The National Bureau of Statistics (NBS) during the week had reported headline inflation that dropped marginally by 0.18 percent from 17.93 percent in May to 17.75 percent in June.
Similarly, the food inflation sub index dropped marginally by 0.45 percent from 22.28 percent in May to 21.83 percent in June 2021.
Meanwhile, the month-on-month inflation maintained it upwards trajectory in June with it accelerating marginally from 1.01 percent in May to 1.06 percent in June 2021.
Reacting, Yusuf urged the government to focus on reducing cost of energy, logistics and other variables to moderate the effect of inflation on Nigerians.
Yusuf said three principal drivers of inflation included, cost push factor, supply chain disruptions and monetisation of fiscal deficit or inflation tax.
He listed high energy cost, which included the spike in the cost of diesel, electricity and aviation fuel, high transportation and cost of logistics, and high import tariff as major cost push factor influencers.
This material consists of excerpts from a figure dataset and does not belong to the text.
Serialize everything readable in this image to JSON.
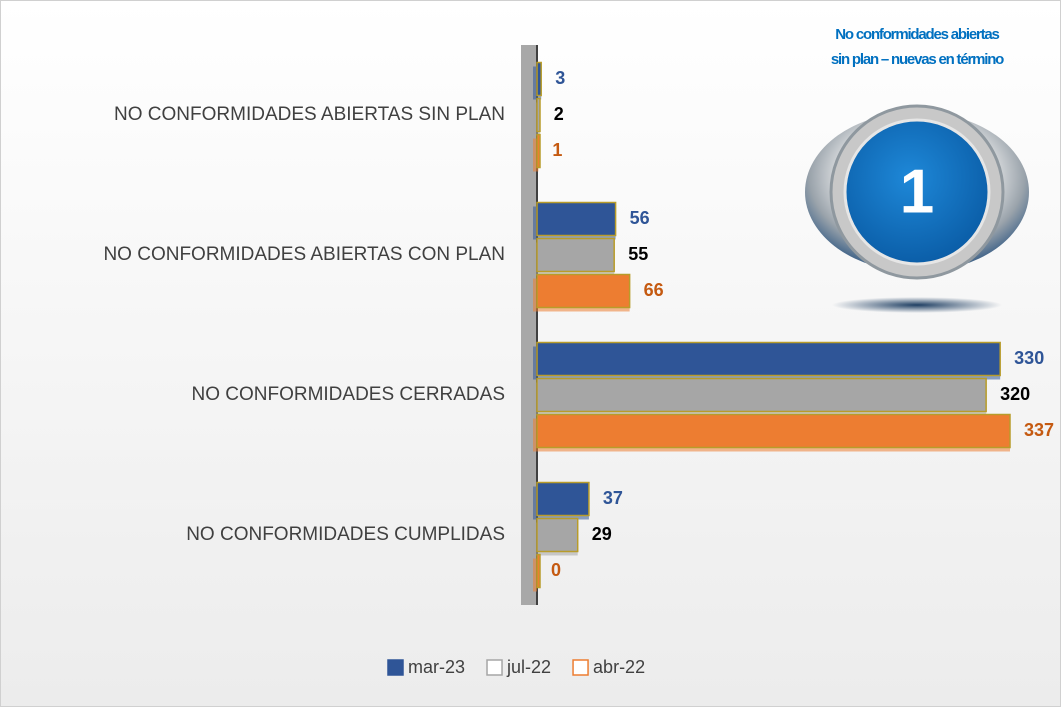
{
  "chart_data": {
    "type": "bar",
    "orientation": "horizontal",
    "categories": [
      "NO CONFORMIDADES ABIERTAS SIN PLAN",
      "NO CONFORMIDADES ABIERTAS CON PLAN",
      "NO CONFORMIDADES CERRADAS",
      "NO CONFORMIDADES CUMPLIDAS"
    ],
    "series": [
      {
        "name": "mar-23",
        "color": "#2f5597",
        "label_color": "#2f5597",
        "values": [
          3,
          56,
          330,
          37
        ]
      },
      {
        "name": "jul-22",
        "color": "#a6a6a6",
        "label_color": "#000000",
        "values": [
          2,
          55,
          320,
          29
        ]
      },
      {
        "name": "abr-22",
        "color": "#ed7d31",
        "label_color": "#c55a11",
        "values": [
          1,
          66,
          337,
          0
        ]
      }
    ],
    "legend": "bottom"
  },
  "badge": {
    "title": [
      "No conformidades abiertas",
      "sin plan – nuevas en término"
    ],
    "value": 1
  }
}
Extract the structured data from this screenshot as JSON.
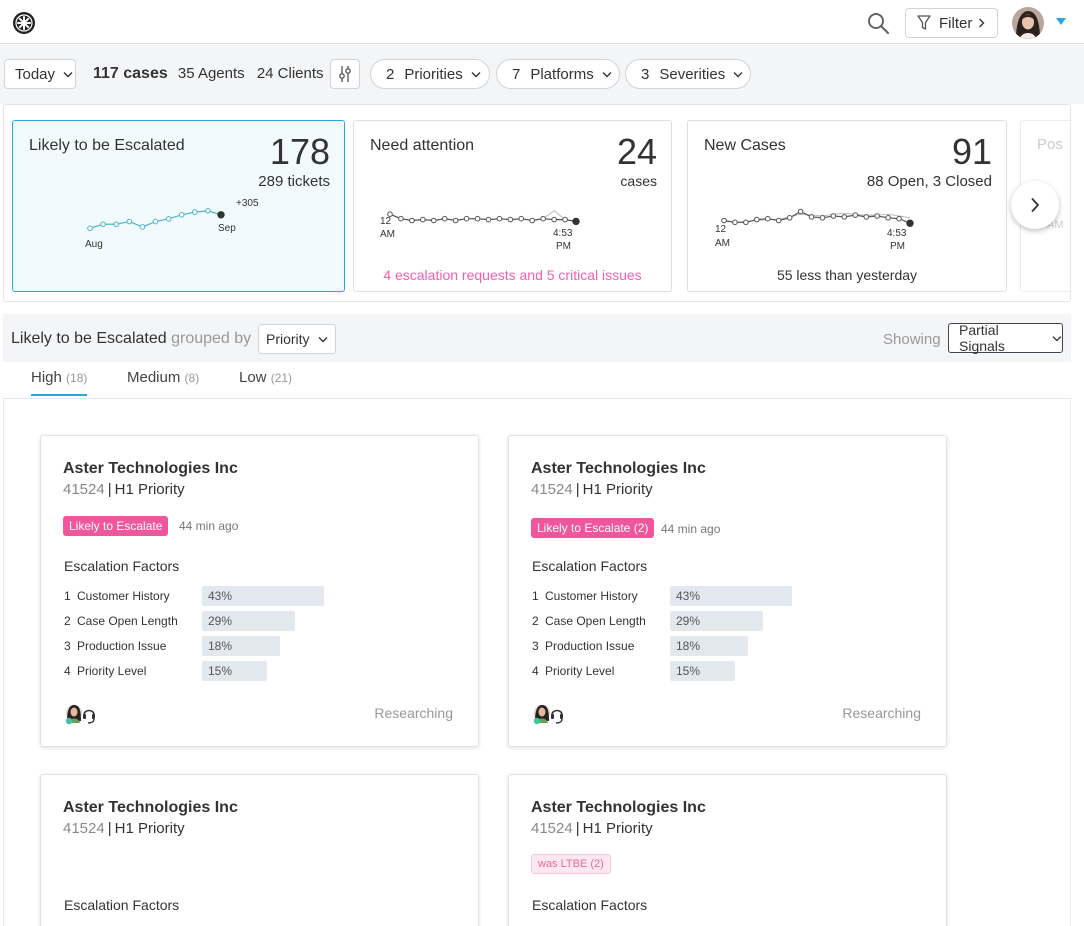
{
  "header": {
    "filter_label": "Filter"
  },
  "filters": {
    "today_label": "Today",
    "cases": "117 cases",
    "agents": "35 Agents",
    "clients": "24 Clients",
    "pills": [
      {
        "num": "2",
        "label": "Priorities"
      },
      {
        "num": "7",
        "label": "Platforms"
      },
      {
        "num": "3",
        "label": "Severities"
      }
    ]
  },
  "summary_cards": {
    "escalated": {
      "title": "Likely to be Escalated",
      "value": "178",
      "sub": "289 tickets",
      "delta": "+305",
      "start_label": "Aug",
      "end_label": "Sep",
      "trend": [
        2,
        5,
        5,
        7,
        3,
        7,
        9,
        12,
        14,
        15,
        12
      ]
    },
    "attention": {
      "title": "Need attention",
      "value": "24",
      "unit": "cases",
      "start_label_1": "12",
      "start_label_2": "AM",
      "end_label_1": "4:53",
      "end_label_2": "PM",
      "footer": "4 escalation requests and 5 critical issues",
      "trend": [
        12,
        7,
        5,
        6,
        5,
        7,
        5,
        7,
        7,
        6,
        7,
        6,
        7,
        5,
        7,
        6,
        6,
        4
      ]
    },
    "new_cases": {
      "title": "New Cases",
      "value": "91",
      "sub": "88 Open, 3 Closed",
      "start_label_1": "12",
      "start_label_2": "AM",
      "end_label_1": "4:53",
      "end_label_2": "PM",
      "footer": "55 less than yesterday",
      "trend": [
        5,
        3,
        3,
        6,
        7,
        5,
        8,
        15,
        9,
        8,
        10,
        9,
        11,
        9,
        10,
        8,
        7,
        2
      ]
    },
    "ghost_title": "Pos",
    "ghost_sub": "AM"
  },
  "grouping": {
    "title": "Likely to be Escalated",
    "grouped_by": "grouped by",
    "group_value": "Priority",
    "showing_label": "Showing",
    "signals_value": "Partial Signals"
  },
  "tabs": [
    {
      "label": "High",
      "count": "(18)"
    },
    {
      "label": "Medium",
      "count": "(8)"
    },
    {
      "label": "Low",
      "count": "(21)"
    }
  ],
  "colors": {
    "accent": "#27a8e0",
    "pink": "#f060b0",
    "badge": "#f0569b"
  },
  "cases": [
    {
      "company": "Aster Technologies Inc",
      "id": "41524",
      "priority": "H1 Priority",
      "badge": "Likely to Escalate",
      "ago": "44 min ago",
      "factors_title": "Escalation Factors",
      "factors": [
        {
          "idx": "1",
          "name": "Customer History",
          "pct": "43%",
          "value": 43
        },
        {
          "idx": "2",
          "name": "Case Open Length",
          "pct": "29%",
          "value": 29
        },
        {
          "idx": "3",
          "name": "Production Issue",
          "pct": "18%",
          "value": 18
        },
        {
          "idx": "4",
          "name": "Priority Level",
          "pct": "15%",
          "value": 15
        }
      ],
      "status": "Researching"
    },
    {
      "company": "Aster Technologies Inc",
      "id": "41524",
      "priority": "H1 Priority",
      "badge": "Likely to Escalate (2)",
      "ago": "44 min ago",
      "factors_title": "Escalation Factors",
      "factors": [
        {
          "idx": "1",
          "name": "Customer History",
          "pct": "43%",
          "value": 43
        },
        {
          "idx": "2",
          "name": "Case Open Length",
          "pct": "29%",
          "value": 29
        },
        {
          "idx": "3",
          "name": "Production Issue",
          "pct": "18%",
          "value": 18
        },
        {
          "idx": "4",
          "name": "Priority Level",
          "pct": "15%",
          "value": 15
        }
      ],
      "status": "Researching"
    },
    {
      "company": "Aster Technologies Inc",
      "id": "41524",
      "priority": "H1 Priority",
      "factors_title": "Escalation Factors"
    },
    {
      "company": "Aster Technologies Inc",
      "id": "41524",
      "priority": "H1 Priority",
      "badge": "was LTBE (2)",
      "factors_title": "Escalation Factors"
    }
  ]
}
“Headline inflation of 17.75 percent is still a reflection of intense and persistent inflationary pressure on the Nigerian economy.
“Even more worrisome is the incessant high food inflation, which was 21.83 percent in June.
“High inflation is hurts investment, it is injurious to the welfare of the people and detrimental to the economy.
“The main factors that have disrupted output in the economy are also heightened insecurity, exclusion of some critical industries from the official foreign exchange window, trade policy issues, among others,” he said.
Yusuf said other variables to be addressed included reviewing import tariff on selected inputs for production, stemming exchange rate depreciation, addressing security problems and improving productivity across all sectors.
He also urged the Central Bank of Nigeria (CBN) to reduce its financing of fiscal deficit to levels provided for in the CBN Act, saying fiscal deficit financing by the Apex Bank acted as a major inflation driver.
“The infusion of this financing typically increases money supply and aggravates inflation.
“It is high powered money and also characterised as inflation tax.
“Reports of interest payments of over N480 billion on ways and means financing by the apex bank between January and May 2021 is quite instructive,” he said.
Uwaleke in a statement to our correspondent said, “On the recently released inflation report for June by the NBS, it is difficult to interpret this marginal drop in headline inflation since April this year to mean a sustainable downward trend in inflation rate.
“This is because the risks to inflation outlook are still present. These include insecurity which directly impacts food inflation, the recent devaluation of the naira and the likely hike in pump price of fuel and electricity tariffs.
“It is also possible the marginal drop in food inflation to 21.83 per cent in June may not reflect actual drop in basic food prices but arising from the ‘base effect’ associated with the methodology of computing CPI on a year on year basis.
“To appreciate the practical reality, one needs to consider price changes based on month-on-month.
“According to NBS, Headline inflation increased by 1.06percent in June from 1.01percent recorded in May month-on-month.
“It is pertinent to note that Inflationary pressure is coming more from the food component at over 20percent reflecting legacy factors such as inadequate supply and transport challenges.
“This partly explains why food inflation is highest in Kogi and lowest in neighbouring FCT.”
According to him, “Given that inflationary pressure has to do more with supply, I suggest the government and the CBN should scale up interventions in Agriculture with adequate monitoring and evaluation mechanisms put in place.”
He called on the CBN to sustain intervention in the foreign exchange market, given hike in global crude oil prices.
He added that, “In order to increase food output, the need to tackle the seemingly intractable security challenge facing the country cannot be overemphasized.”